EU carbon tax raises hackles near and far
Trade partners call plan discriminatory and domestic industries fear losing out
The European Union's ambitious carbon border tax scheme introduced recently has raised serious concerns from its trade partners and industries.
On July 14 the European Commission announced plans for a Carbon Border Adjustment Mechanism, or CBAM, which will take effect in 2026, first targeting the iron, steel, cement, aluminum, fertilizer and electricity industries.
The European Commissioner for Economy Paolo Gentiloni said the mechanism was being introduced "to address the risk of carbon leakage, which can undermine our efforts when production is moved elsewhere to avoid EU carbon pricing".
Liu Youbin, a spokesman for China's Ministry of Ecology and Environment, told a news conference last Monday that the CBAM is essentially a unilateral measure to extend the climate change issue to the trade sector.
"It not only violates World Trade Organization principles but also undermines the world's multilateral free trade system, mutual trust in the international community and prospects for world economic growth."
Liu stressed that the EU move runs counter to the principle of common but differentiated responsibilities in the United Nations Framework Convention on Climate Change and the 2015 Paris Climate Agreement.
An official of India's environment ministry, quoted by The Times of India last week, voiced similar concerns.
"India has always held a view that any such unilateral carbon border adjustment will be discriminatory and against the principles of equity and (common but differentiated responsibilities and respective capabilities)," the official said.
Such a trade barrier will not help to bridge the trust deficit between developed and developing countries before COP26, he said, referring to the UN climate conference to be held in Glasgow, Scotland, in November.
In April Brazil, South Africa, India and China, in a climate group known as BASIC, issued a joint statement calling the CBAM discriminatory.
US government officials have also expressed their reservations despite a push by some Democratic lawmakers for a similar scheme.
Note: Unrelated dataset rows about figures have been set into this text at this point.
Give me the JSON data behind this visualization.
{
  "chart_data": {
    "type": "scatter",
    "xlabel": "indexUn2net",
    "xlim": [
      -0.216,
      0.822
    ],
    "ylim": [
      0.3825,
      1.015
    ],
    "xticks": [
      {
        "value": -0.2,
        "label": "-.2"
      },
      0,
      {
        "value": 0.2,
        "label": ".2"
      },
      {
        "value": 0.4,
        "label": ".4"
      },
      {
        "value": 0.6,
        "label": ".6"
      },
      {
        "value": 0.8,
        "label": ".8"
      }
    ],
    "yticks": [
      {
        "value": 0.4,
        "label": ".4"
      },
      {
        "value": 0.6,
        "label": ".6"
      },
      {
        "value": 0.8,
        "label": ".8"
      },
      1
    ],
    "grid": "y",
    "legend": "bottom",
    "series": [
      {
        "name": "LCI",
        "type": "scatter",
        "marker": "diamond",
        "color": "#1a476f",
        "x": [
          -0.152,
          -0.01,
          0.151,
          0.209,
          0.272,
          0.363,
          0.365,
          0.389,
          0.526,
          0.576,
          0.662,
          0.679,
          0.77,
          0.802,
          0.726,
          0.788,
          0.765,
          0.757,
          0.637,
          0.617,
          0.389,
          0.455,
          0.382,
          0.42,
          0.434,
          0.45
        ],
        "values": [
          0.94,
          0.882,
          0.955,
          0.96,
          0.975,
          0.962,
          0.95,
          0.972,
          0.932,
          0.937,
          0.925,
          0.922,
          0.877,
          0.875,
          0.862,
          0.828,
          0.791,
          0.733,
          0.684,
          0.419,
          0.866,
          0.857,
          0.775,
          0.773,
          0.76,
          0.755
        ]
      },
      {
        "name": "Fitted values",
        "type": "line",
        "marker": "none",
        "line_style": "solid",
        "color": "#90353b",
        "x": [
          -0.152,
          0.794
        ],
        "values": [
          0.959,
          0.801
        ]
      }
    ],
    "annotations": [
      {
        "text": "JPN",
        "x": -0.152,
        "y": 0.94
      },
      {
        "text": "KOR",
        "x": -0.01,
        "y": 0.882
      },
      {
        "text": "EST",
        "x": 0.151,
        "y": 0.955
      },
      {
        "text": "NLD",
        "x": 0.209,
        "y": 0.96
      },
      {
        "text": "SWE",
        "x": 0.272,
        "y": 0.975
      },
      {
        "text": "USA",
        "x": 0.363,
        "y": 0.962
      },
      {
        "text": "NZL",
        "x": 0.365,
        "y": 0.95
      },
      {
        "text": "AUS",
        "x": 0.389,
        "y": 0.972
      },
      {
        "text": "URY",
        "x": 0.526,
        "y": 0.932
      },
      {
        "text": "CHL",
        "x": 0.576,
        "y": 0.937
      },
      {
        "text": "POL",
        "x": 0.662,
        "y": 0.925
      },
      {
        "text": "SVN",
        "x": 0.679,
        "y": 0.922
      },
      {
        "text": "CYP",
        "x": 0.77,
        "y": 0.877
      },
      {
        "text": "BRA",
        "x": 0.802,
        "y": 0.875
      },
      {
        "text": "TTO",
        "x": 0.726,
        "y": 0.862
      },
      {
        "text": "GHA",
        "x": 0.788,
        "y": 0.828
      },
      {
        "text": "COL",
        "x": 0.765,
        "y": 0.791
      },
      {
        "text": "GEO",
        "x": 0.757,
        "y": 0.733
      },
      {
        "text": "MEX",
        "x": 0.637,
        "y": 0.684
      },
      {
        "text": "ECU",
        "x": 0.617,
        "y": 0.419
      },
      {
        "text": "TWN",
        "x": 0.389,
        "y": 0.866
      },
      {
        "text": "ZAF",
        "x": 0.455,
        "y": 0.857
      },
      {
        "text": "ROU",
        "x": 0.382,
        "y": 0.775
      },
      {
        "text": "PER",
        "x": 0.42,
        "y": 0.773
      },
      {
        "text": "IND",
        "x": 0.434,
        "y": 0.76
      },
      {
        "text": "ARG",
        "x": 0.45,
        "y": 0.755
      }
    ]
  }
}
Jonathan Pershing, a member of the US climate envoy's team, said that implementing a border levy to price carbon-intensive imports and protect European industries will be "extremely complicated".
US Treasury Secretary Janet Yellen said that while carbon pricing can be an effective tool, it should also be recognized that some countries may use other means to curb emissions.
The US does not have a carbon pricing scheme at the federal level.
Russian Deputy Prime Minister Alexander Novak said in June that the CBAM "may clash with global trade rules and threaten the safety of energy supplies".
Hosuk Lee-Makiyama, an economist in Brussels who is director of the European Centre for International Political Economy, said the CBAM assumes that every country must introduce a carbon price that is identical to that of the EU. But there are many legitimate reasons why carbon prices may be lower in another country, in the same way that land prices, wages or interest rates differ.
"The CBAM contradicts the idea that the fastest path toward a carbon-free society for each country might be different than the one that the Europeans have chosen for themselves," he said.
Hege Fjellheim, director of carbon research at Refinitiv, a provider of financial markets data, said that while the rationale for the CBAM is to create the right conditions for European industries to innovate, thrive and be green in a carbon-constrained world, it is also a clear "nudge" to other big emitters to improve their behavior to avoid a carbon cost on their exports to Europe.
The gradual phaseout of free allocation of carbon allowances over 10 years in the European Commission proposal shows that it has chosen a cautious approach on the contentious issue of the CBAM, she said.
"This aims probably both to ensure backing from European industry and policymakers and avoid stirring up international partners."
DIHK, the Association of German Chambers of Industry and Commerce, and VDMA, the German Engineering Federation, said that distortions in trade flows would negatively affect the competitiveness of companies that process products subject to the CBAM.